Making an atomicity contract restricts the kind of optimisations and future changes that can be done by alternative Python implementations and future CPython
I doubt that the vast majority of Python users, even those who regularly use multithreading, would ever understand all the subtleties of implicit atomic contracts
Currently, bytecode is considered an implementation detail in Python. Any contracts that are defined by how the current bytecode construct behaves is a non starter
Code that relies on atomic contract for correctness is brittle. Just moving code around and performing common refactoring could’ve broken the thread correctness of the code.
They are practically impossible to debug

The vast majority of developers should really just use explicit synchronisation with futures, queues, or even mutex and their friends rather than learning what is and isn’t atomic. I don’t think an atomic operation contracts have a place in Python.

Rosuav · June 26, 2023, 2:12pm

Yes and yes. From my understanding, a naive approach might result in inefficiencies (in the worst case, basically just serializing all your threads), but not major problems.

But maybe this would be a good use for thread-local storage. Python has this available, but IMO it’s not very well known about. threading — Thread-based parallelism — Python 3.12.1 documentation The ThreadPoolExecutor can take an initializer callable, too, so that might be all that’s needed:

counters = []
my_counter = threading.local()
def init():
    my_counter.counter = Counter()
    counters.append(my_counter.counter)

def calculate_threaded(n, m, count=100_000):
    with ThreadPoolExecutor() as executor:
        executor.map(lambda _: sum_ndm(n, m), range(count))
    pmf = sum(counters) # does this work? can't remember
    return pmf

That should give decent parallelism, with each one using its own separate counter.

That’s a very good point, but I don’t think it applies to the Mersenne Twister. However, proper use of thread-local should allow an easy conversion from random.randint to my_counter.randint with the initializer doing my_counter.randint = random.Random().randint, keeping the code almost as clean as it had been. (Though possibly, for performance reasons, it would be worth capturing that in a function-local - that wouldn’t affect correctness but I don’t know how fast thread-local storage is.)

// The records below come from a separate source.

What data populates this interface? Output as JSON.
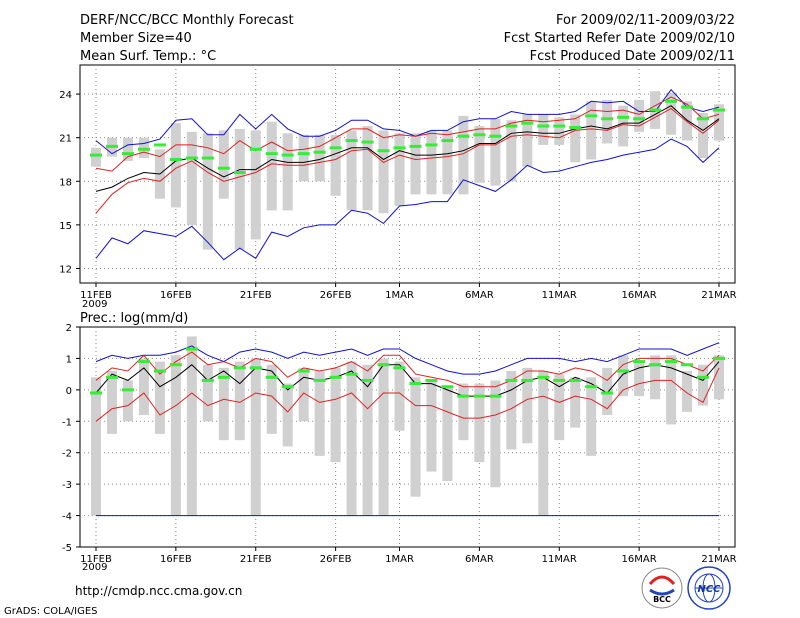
{
  "header": {
    "title": "DERF/NCC/BCC Monthly Forecast",
    "member_size": "Member Size=40",
    "variable_top": "Mean Surf. Temp.: °C",
    "period": "For 2009/02/11-2009/03/22",
    "refer_date": "Fcst Started Refer Date 2009/02/10",
    "produced_date": "Fcst Produced Date 2009/02/11"
  },
  "footer": {
    "url": "http://cmdp.ncc.cma.gov.cn",
    "grads": "GrADS: COLA/IGES",
    "logo_bcc": "BCC",
    "logo_ncc": "NCC"
  },
  "colors": {
    "box": "#d0d0d0",
    "median": "#33ee33",
    "mean": "#000000",
    "spread": "#dd2222",
    "envelope": "#1111cc"
  },
  "chart_data": [
    {
      "name": "temperature",
      "type": "box-ensemble",
      "title": "Mean Surf. Temp.: °C",
      "x_tick_labels": [
        "11FEB",
        "16FEB",
        "21FEB",
        "26FEB",
        "1MAR",
        "6MAR",
        "11MAR",
        "16MAR",
        "21MAR"
      ],
      "x_tick_days": [
        1,
        6,
        11,
        16,
        20,
        25,
        30,
        35,
        40
      ],
      "x_year_label": "2009",
      "xlim": [
        1,
        40
      ],
      "ylim": [
        11,
        26
      ],
      "y_ticks": [
        12,
        15,
        18,
        21,
        24
      ],
      "days": [
        1,
        2,
        3,
        4,
        5,
        6,
        7,
        8,
        9,
        10,
        11,
        12,
        13,
        14,
        15,
        16,
        17,
        18,
        19,
        20,
        21,
        22,
        23,
        24,
        25,
        26,
        27,
        28,
        29,
        30,
        31,
        32,
        33,
        34,
        35,
        36,
        37,
        38,
        39,
        40
      ],
      "box_low": [
        19.0,
        19.7,
        19.4,
        19.6,
        16.8,
        16.2,
        15.0,
        13.3,
        16.8,
        13.3,
        14.0,
        16.0,
        16.0,
        18.0,
        18.0,
        17.0,
        16.0,
        16.0,
        15.8,
        16.3,
        17.1,
        17.1,
        17.1,
        17.1,
        17.9,
        17.7,
        18.0,
        19.0,
        20.5,
        20.5,
        19.3,
        19.5,
        20.6,
        20.4,
        21.4,
        21.6,
        21.2,
        20.8,
        19.6,
        20.8
      ],
      "box_high": [
        20.3,
        21.0,
        21.0,
        21.0,
        20.2,
        22.0,
        21.4,
        21.3,
        21.5,
        21.6,
        21.5,
        22.1,
        21.3,
        21.2,
        21.2,
        21.2,
        21.5,
        21.8,
        21.5,
        21.3,
        21.3,
        21.5,
        21.5,
        22.5,
        21.8,
        22.3,
        22.2,
        22.6,
        22.6,
        22.4,
        22.6,
        23.5,
        23.6,
        23.2,
        23.6,
        24.2,
        24.1,
        23.5,
        22.7,
        23.3
      ],
      "median": [
        19.8,
        20.4,
        19.9,
        20.2,
        20.5,
        19.5,
        19.6,
        19.6,
        18.9,
        18.6,
        20.2,
        19.9,
        19.8,
        19.9,
        20.0,
        20.3,
        20.8,
        20.7,
        20.1,
        20.3,
        20.4,
        20.5,
        20.8,
        21.1,
        21.2,
        21.1,
        21.8,
        22.0,
        21.8,
        21.8,
        21.7,
        22.5,
        22.3,
        22.4,
        22.3,
        22.9,
        23.5,
        23.1,
        22.3,
        22.9
      ],
      "mean": [
        17.3,
        17.6,
        18.2,
        18.6,
        18.5,
        19.4,
        19.6,
        18.9,
        18.3,
        18.8,
        18.8,
        19.5,
        19.3,
        19.3,
        19.5,
        19.9,
        20.3,
        20.3,
        19.5,
        20.1,
        19.8,
        19.8,
        19.9,
        20.1,
        20.6,
        20.6,
        21.3,
        21.4,
        21.3,
        21.3,
        21.6,
        21.8,
        21.6,
        22.0,
        22.0,
        22.6,
        23.2,
        22.2,
        21.5,
        22.3
      ],
      "spread_low": [
        15.8,
        17.1,
        17.9,
        18.2,
        18.0,
        18.9,
        19.4,
        18.6,
        18.0,
        18.3,
        18.6,
        19.2,
        19.1,
        19.1,
        19.3,
        19.5,
        20.1,
        20.2,
        19.3,
        19.8,
        19.5,
        19.6,
        19.7,
        19.9,
        20.5,
        20.5,
        21.1,
        21.2,
        21.1,
        21.0,
        21.5,
        21.6,
        21.5,
        21.9,
        21.8,
        22.4,
        23.0,
        22.1,
        21.3,
        22.2
      ],
      "spread_high": [
        18.9,
        18.7,
        19.7,
        20.0,
        19.7,
        20.5,
        20.5,
        20.3,
        19.9,
        20.8,
        20.1,
        20.7,
        20.1,
        20.2,
        20.4,
        21.0,
        21.6,
        21.6,
        21.0,
        21.2,
        21.1,
        21.3,
        21.2,
        21.4,
        21.6,
        21.6,
        22.0,
        22.2,
        22.1,
        22.2,
        22.3,
        22.9,
        22.8,
        22.9,
        22.6,
        23.2,
        23.8,
        23.3,
        22.3,
        22.6
      ],
      "env_low": [
        12.7,
        14.1,
        13.7,
        14.6,
        14.4,
        14.2,
        14.9,
        13.8,
        12.6,
        13.4,
        12.7,
        14.5,
        14.2,
        14.8,
        15.0,
        15.0,
        16.0,
        15.8,
        15.1,
        16.3,
        16.4,
        16.6,
        16.6,
        18.1,
        17.7,
        17.3,
        18.1,
        19.1,
        18.6,
        18.7,
        19.0,
        19.3,
        19.5,
        19.8,
        20.0,
        20.2,
        20.9,
        20.4,
        19.3,
        20.3
      ],
      "env_high": [
        20.8,
        19.9,
        20.5,
        20.6,
        20.9,
        22.2,
        22.3,
        21.2,
        21.2,
        22.6,
        21.6,
        22.6,
        21.6,
        21.1,
        21.1,
        21.5,
        22.2,
        22.2,
        21.6,
        21.5,
        21.1,
        21.5,
        21.5,
        22.1,
        22.3,
        22.3,
        22.8,
        22.6,
        22.6,
        22.6,
        22.8,
        23.5,
        23.4,
        23.5,
        22.8,
        22.8,
        24.3,
        23.1,
        22.8,
        23.1
      ]
    },
    {
      "name": "precipitation",
      "type": "box-ensemble",
      "title": "Prec.: log(mm/d)",
      "x_tick_labels": [
        "11FEB",
        "16FEB",
        "21FEB",
        "26FEB",
        "1MAR",
        "6MAR",
        "11MAR",
        "16MAR",
        "21MAR"
      ],
      "x_tick_days": [
        1,
        6,
        11,
        16,
        20,
        25,
        30,
        35,
        40
      ],
      "x_year_label": "2009",
      "xlim": [
        1,
        40
      ],
      "ylim": [
        -5,
        2
      ],
      "y_ticks": [
        -5,
        -4,
        -3,
        -2,
        -1,
        0,
        1,
        2
      ],
      "days": [
        1,
        2,
        3,
        4,
        5,
        6,
        7,
        8,
        9,
        10,
        11,
        12,
        13,
        14,
        15,
        16,
        17,
        18,
        19,
        20,
        21,
        22,
        23,
        24,
        25,
        26,
        27,
        28,
        29,
        30,
        31,
        32,
        33,
        34,
        35,
        36,
        37,
        38,
        39,
        40
      ],
      "box_low": [
        -4.0,
        -1.4,
        -1.0,
        -0.8,
        -1.4,
        -4.0,
        -4.0,
        -1.0,
        -1.6,
        -1.6,
        -4.0,
        -1.4,
        -1.8,
        -1.0,
        -2.1,
        -2.3,
        -4.0,
        -4.0,
        -4.0,
        -1.3,
        -3.4,
        -2.6,
        -2.9,
        -1.6,
        -2.3,
        -3.1,
        -1.9,
        -1.7,
        -4.0,
        -1.6,
        -1.2,
        -2.1,
        -0.8,
        -0.2,
        -0.2,
        -0.3,
        -1.1,
        -0.7,
        -0.5,
        -0.3
      ],
      "box_high": [
        0.4,
        0.6,
        0.3,
        1.0,
        0.9,
        1.1,
        1.7,
        0.8,
        0.7,
        0.9,
        1.0,
        0.8,
        0.2,
        0.7,
        0.6,
        0.7,
        0.9,
        0.8,
        1.0,
        0.9,
        0.4,
        0.3,
        0.1,
        0.2,
        0.2,
        0.3,
        0.6,
        0.7,
        0.6,
        0.5,
        0.4,
        0.4,
        0.7,
        1.1,
        0.9,
        1.1,
        1.1,
        0.6,
        0.8,
        1.1
      ],
      "median": [
        -0.1,
        0.4,
        0.0,
        0.9,
        0.6,
        0.8,
        1.3,
        0.3,
        0.4,
        0.7,
        0.7,
        0.4,
        0.1,
        0.6,
        0.3,
        0.4,
        0.5,
        0.3,
        0.8,
        0.7,
        0.2,
        0.3,
        0.1,
        -0.2,
        -0.2,
        -0.2,
        0.3,
        0.3,
        0.4,
        0.3,
        0.3,
        0.1,
        -0.1,
        0.6,
        0.9,
        0.8,
        0.9,
        0.8,
        0.4,
        1.0
      ],
      "mean": [
        -0.1,
        0.5,
        0.3,
        0.7,
        0.1,
        0.4,
        0.8,
        0.3,
        0.6,
        0.2,
        0.7,
        0.6,
        0.0,
        0.4,
        0.3,
        0.4,
        0.6,
        0.1,
        0.8,
        0.8,
        0.2,
        0.2,
        0.0,
        -0.2,
        -0.2,
        -0.2,
        0.0,
        0.3,
        0.4,
        0.1,
        0.4,
        0.2,
        -0.1,
        0.5,
        0.7,
        0.8,
        0.7,
        0.5,
        0.3,
        0.9
      ],
      "spread_low": [
        -1.0,
        -0.6,
        -0.5,
        -0.1,
        -0.8,
        -0.5,
        -0.1,
        -0.5,
        -0.3,
        -0.4,
        -0.1,
        -0.2,
        -0.7,
        -0.1,
        -0.4,
        -0.3,
        -0.1,
        -0.6,
        -0.1,
        -0.1,
        -0.5,
        -0.5,
        -0.7,
        -0.9,
        -0.9,
        -0.8,
        -0.6,
        -0.3,
        -0.2,
        -0.4,
        -0.2,
        -0.3,
        -0.6,
        0.0,
        0.2,
        0.3,
        0.3,
        -0.1,
        -0.4,
        0.7
      ],
      "spread_high": [
        0.3,
        0.7,
        0.6,
        1.1,
        0.5,
        0.9,
        1.2,
        0.8,
        0.9,
        0.7,
        1.0,
        0.9,
        0.4,
        0.7,
        0.6,
        0.7,
        0.9,
        0.6,
        1.1,
        1.1,
        0.5,
        0.4,
        0.3,
        0.1,
        0.1,
        0.1,
        0.3,
        0.6,
        0.6,
        0.5,
        0.7,
        0.6,
        0.3,
        0.8,
        1.0,
        1.0,
        1.0,
        0.8,
        0.6,
        1.1
      ],
      "env_low": [
        -4.0,
        -4.0,
        -4.0,
        -4.0,
        -4.0,
        -4.0,
        -4.0,
        -4.0,
        -4.0,
        -4.0,
        -4.0,
        -4.0,
        -4.0,
        -4.0,
        -4.0,
        -4.0,
        -4.0,
        -4.0,
        -4.0,
        -4.0,
        -4.0,
        -4.0,
        -4.0,
        -4.0,
        -4.0,
        -4.0,
        -4.0,
        -4.0,
        -4.0,
        -4.0,
        -4.0,
        -4.0,
        -4.0,
        -4.0,
        -4.0,
        -4.0,
        -4.0,
        -4.0,
        -4.0,
        -4.0
      ],
      "env_high": [
        0.9,
        1.1,
        1.0,
        1.1,
        1.1,
        1.2,
        1.4,
        1.1,
        0.9,
        1.2,
        1.3,
        1.2,
        1.0,
        1.2,
        1.1,
        1.2,
        1.3,
        1.1,
        1.3,
        1.3,
        1.0,
        0.8,
        0.6,
        0.5,
        0.5,
        0.6,
        0.8,
        1.0,
        1.0,
        1.0,
        0.9,
        1.0,
        0.9,
        1.1,
        1.3,
        1.3,
        1.3,
        1.1,
        1.3,
        1.5
      ]
    }
  ]
}
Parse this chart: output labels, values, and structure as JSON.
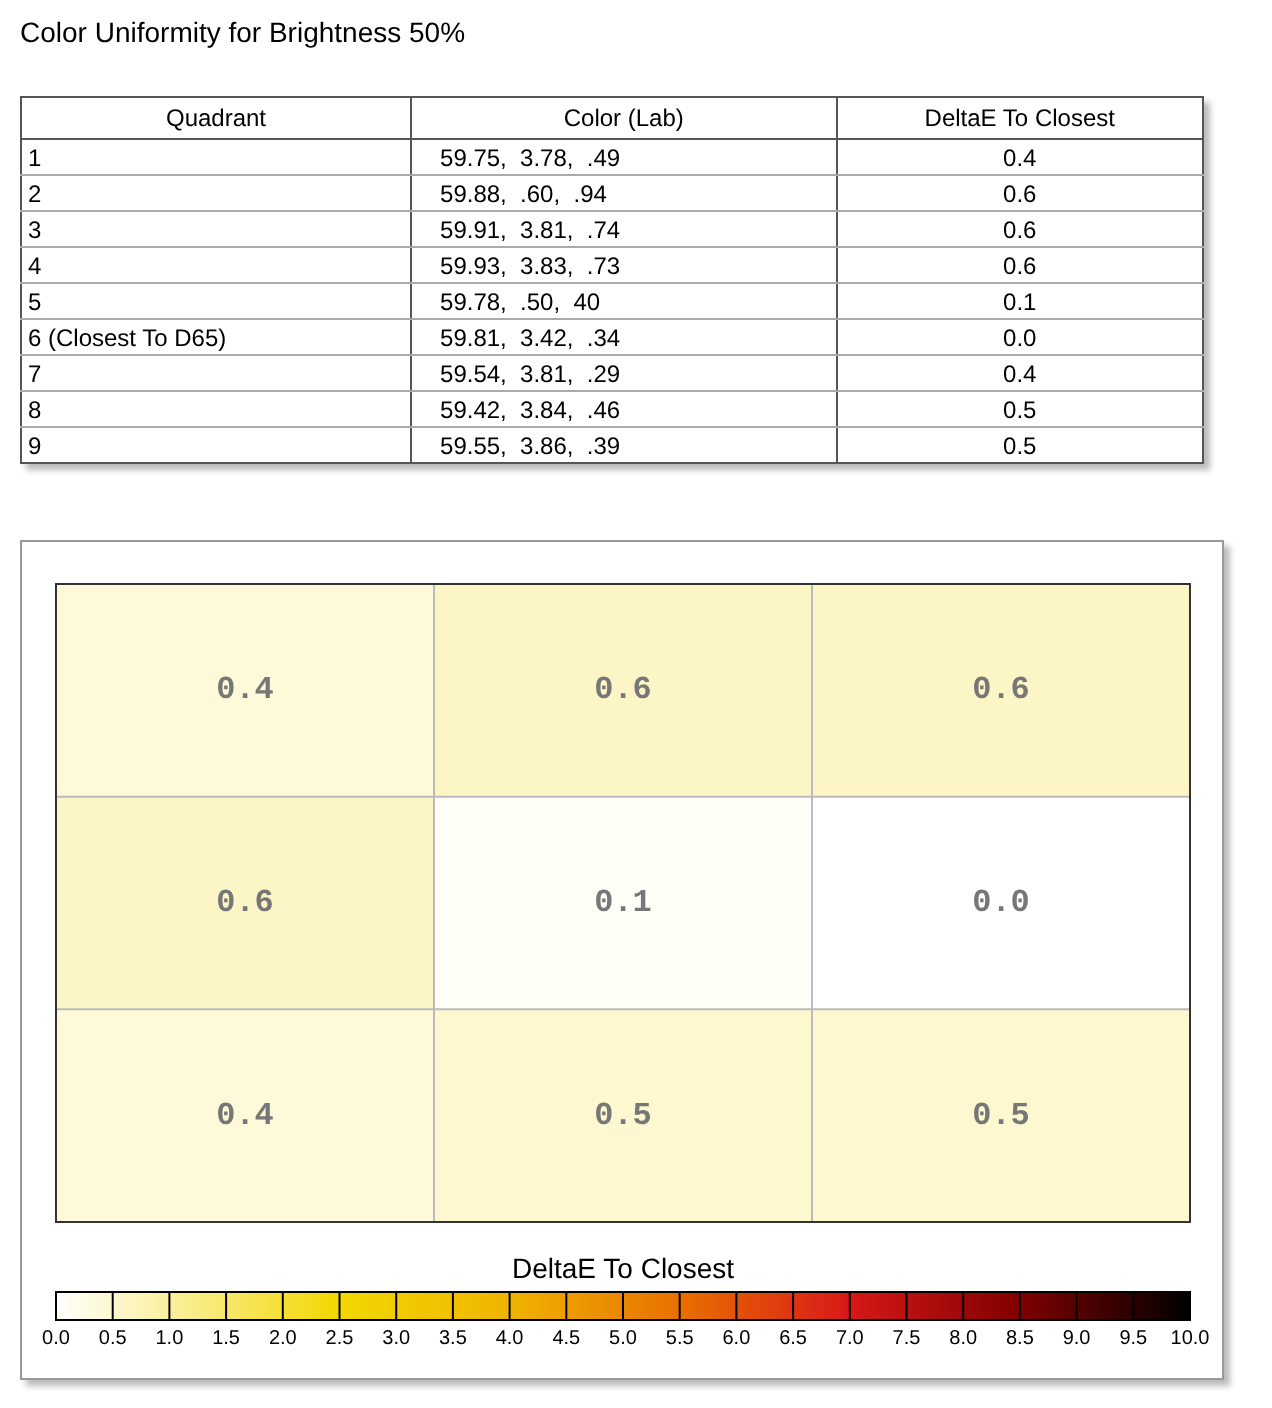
{
  "chart_data": [
    {
      "type": "other",
      "title": "Color Uniformity for Brightness 50%",
      "annotations": [
        "Quadrant",
        "Color (Lab)",
        "DeltaE To Closest",
        "1",
        "59.75,  3.78,  .49",
        "0.4",
        "2",
        "59.88,  .60,  .94",
        "0.6",
        "3",
        "59.91,  3.81,  .74",
        "0.6",
        "4",
        "59.93,  3.83,  .73",
        "0.6",
        "5",
        "59.78,  .50,  40",
        "0.1",
        "6 (Closest To D65)",
        "59.81,  3.42,  .34",
        "0.0",
        "7",
        "59.54,  3.81,  .29",
        "0.4",
        "8",
        "59.42,  3.84,  .46",
        "0.5",
        "9",
        "59.55,  3.86,  .39",
        "0.5"
      ]
    },
    {
      "type": "heatmap",
      "categories": [
        null,
        null,
        null
      ],
      "y_categories": [
        null,
        null,
        null
      ],
      "cells": [
        [
          0.4,
          0.6,
          0.6
        ],
        [
          0.6,
          0.1,
          0.0
        ],
        [
          0.4,
          0.5,
          0.5
        ]
      ],
      "cell_labels": [
        [
          "0.4",
          "0.6",
          "0.6"
        ],
        [
          "0.6",
          "0.1",
          "0.0"
        ],
        [
          "0.4",
          "0.5",
          "0.5"
        ]
      ],
      "data_labels": true,
      "grid": true,
      "clabel": "DeltaE To Closest",
      "clim": [
        0,
        10
      ],
      "cticks": [
        {
          "value": 0,
          "label": "0.0"
        },
        {
          "value": 0.5,
          "label": "0.5"
        },
        {
          "value": 1,
          "label": "1.0"
        },
        {
          "value": 1.5,
          "label": "1.5"
        },
        {
          "value": 2,
          "label": "2.0"
        },
        {
          "value": 2.5,
          "label": "2.5"
        },
        {
          "value": 3,
          "label": "3.0"
        },
        {
          "value": 3.5,
          "label": "3.5"
        },
        {
          "value": 4,
          "label": "4.0"
        },
        {
          "value": 4.5,
          "label": "4.5"
        },
        {
          "value": 5,
          "label": "5.0"
        },
        {
          "value": 5.5,
          "label": "5.5"
        },
        {
          "value": 6,
          "label": "6.0"
        },
        {
          "value": 6.5,
          "label": "6.5"
        },
        {
          "value": 7,
          "label": "7.0"
        },
        {
          "value": 7.5,
          "label": "7.5"
        },
        {
          "value": 8,
          "label": "8.0"
        },
        {
          "value": 8.5,
          "label": "8.5"
        },
        {
          "value": 9,
          "label": "9.0"
        },
        {
          "value": 9.5,
          "label": "9.5"
        },
        {
          "value": 10,
          "label": "10.0"
        }
      ]
    }
  ]
}
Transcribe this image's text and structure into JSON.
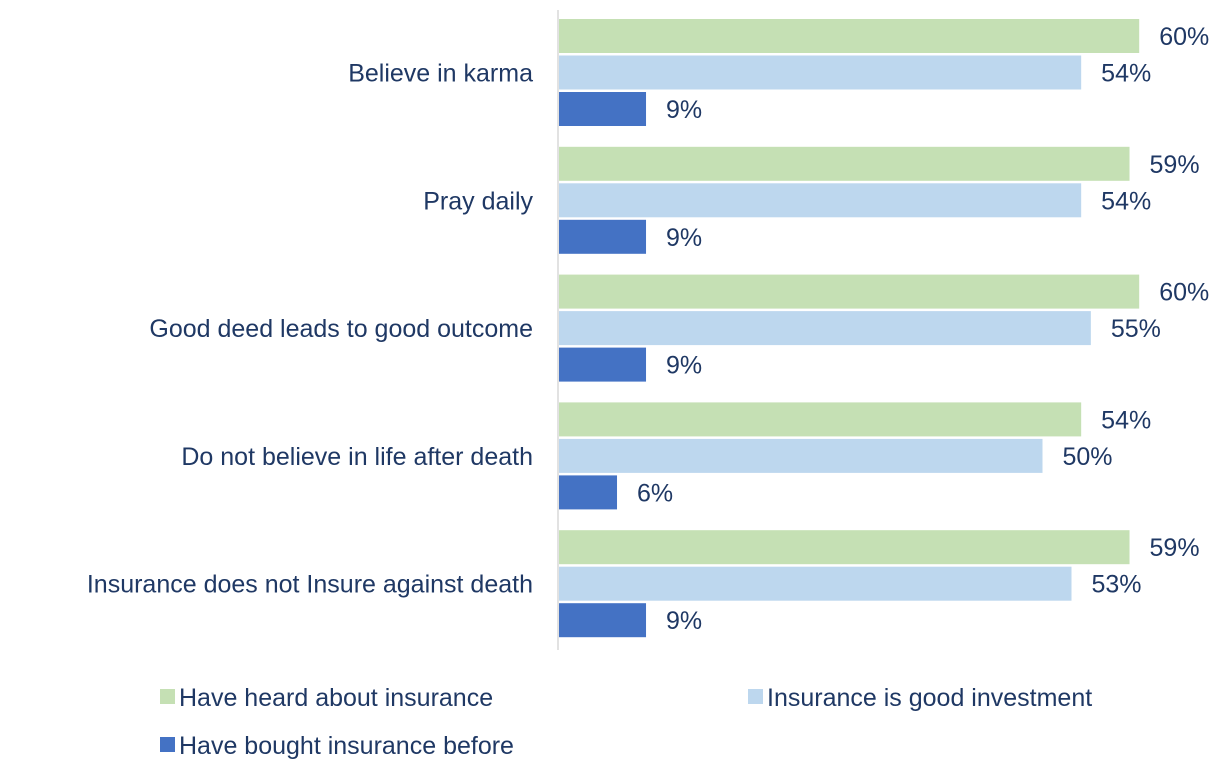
{
  "chart_data": {
    "type": "bar",
    "orientation": "horizontal",
    "categories": [
      "Believe in karma",
      "Pray daily",
      "Good deed leads to good outcome",
      "Do not believe in life after death",
      "Insurance does not Insure against death"
    ],
    "series": [
      {
        "name": "Have heard about insurance",
        "color": "#c5e0b4",
        "values": [
          60,
          59,
          60,
          54,
          59
        ],
        "labels": [
          "60%",
          "59%",
          "60%",
          "54%",
          "59%"
        ]
      },
      {
        "name": "Insurance is good investment",
        "color": "#bdd7ee",
        "values": [
          54,
          54,
          55,
          50,
          53
        ],
        "labels": [
          "54%",
          "54%",
          "55%",
          "50%",
          "53%"
        ]
      },
      {
        "name": "Have bought insurance before",
        "color": "#4472c4",
        "values": [
          9,
          9,
          9,
          6,
          9
        ],
        "labels": [
          "9%",
          "9%",
          "9%",
          "6%",
          "9%"
        ]
      }
    ],
    "value_unit": "%",
    "xlim": [
      0,
      60
    ],
    "grid": false,
    "legend_position": "bottom"
  }
}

barry-scott · June 26, 2023, 2:25pm

All the ceval loop does is count byte codes and then switch after N have been executed.
Unless it changed recently there is not code in cpython to do what you have assumed
to ensure atomicity at the python level.

I assume that all work in no-gil is to make each byte code atomic, not things at the
python source level.

pf_moore · June 26, 2023, 3:09pm

Neat, I hadn’t thought of keeping a global list of the workers’ counter objects. That solves the question I had of how to get the results back.

Although in trying to think about this (and specifically about why my_counter.counter[val] += 1 is safe to use) I gave myself a really bad headache trying to understand what removing the GIL actually did (Spoiler: the GIL doesn’t actually protect as much as you think it does, especially if you tend to think as individual bytecodes as indivisible chunks of work in the first place - which they aren’t of course…)

Rosuav · June 26, 2023, 3:13pm

It may be worth collecting some handy idioms and giving recommendations. I know there are some in the thread-local storage source code as linked from the docs, but if you don’t already know that thread-local is what you want, you wouldn’t think to look there.

jamestwebber · June 26, 2023, 3:19pm

This will work as long as you give it an initial empty Counter to start with (otherwise it starts with 0 and complains)

Rosuav · June 26, 2023, 3:35pm

Ah thanks. Anyhow, the idea is to minimize the work done in the single-threaded “gather” phase at the end, by having each thread individually count in a lock-free way.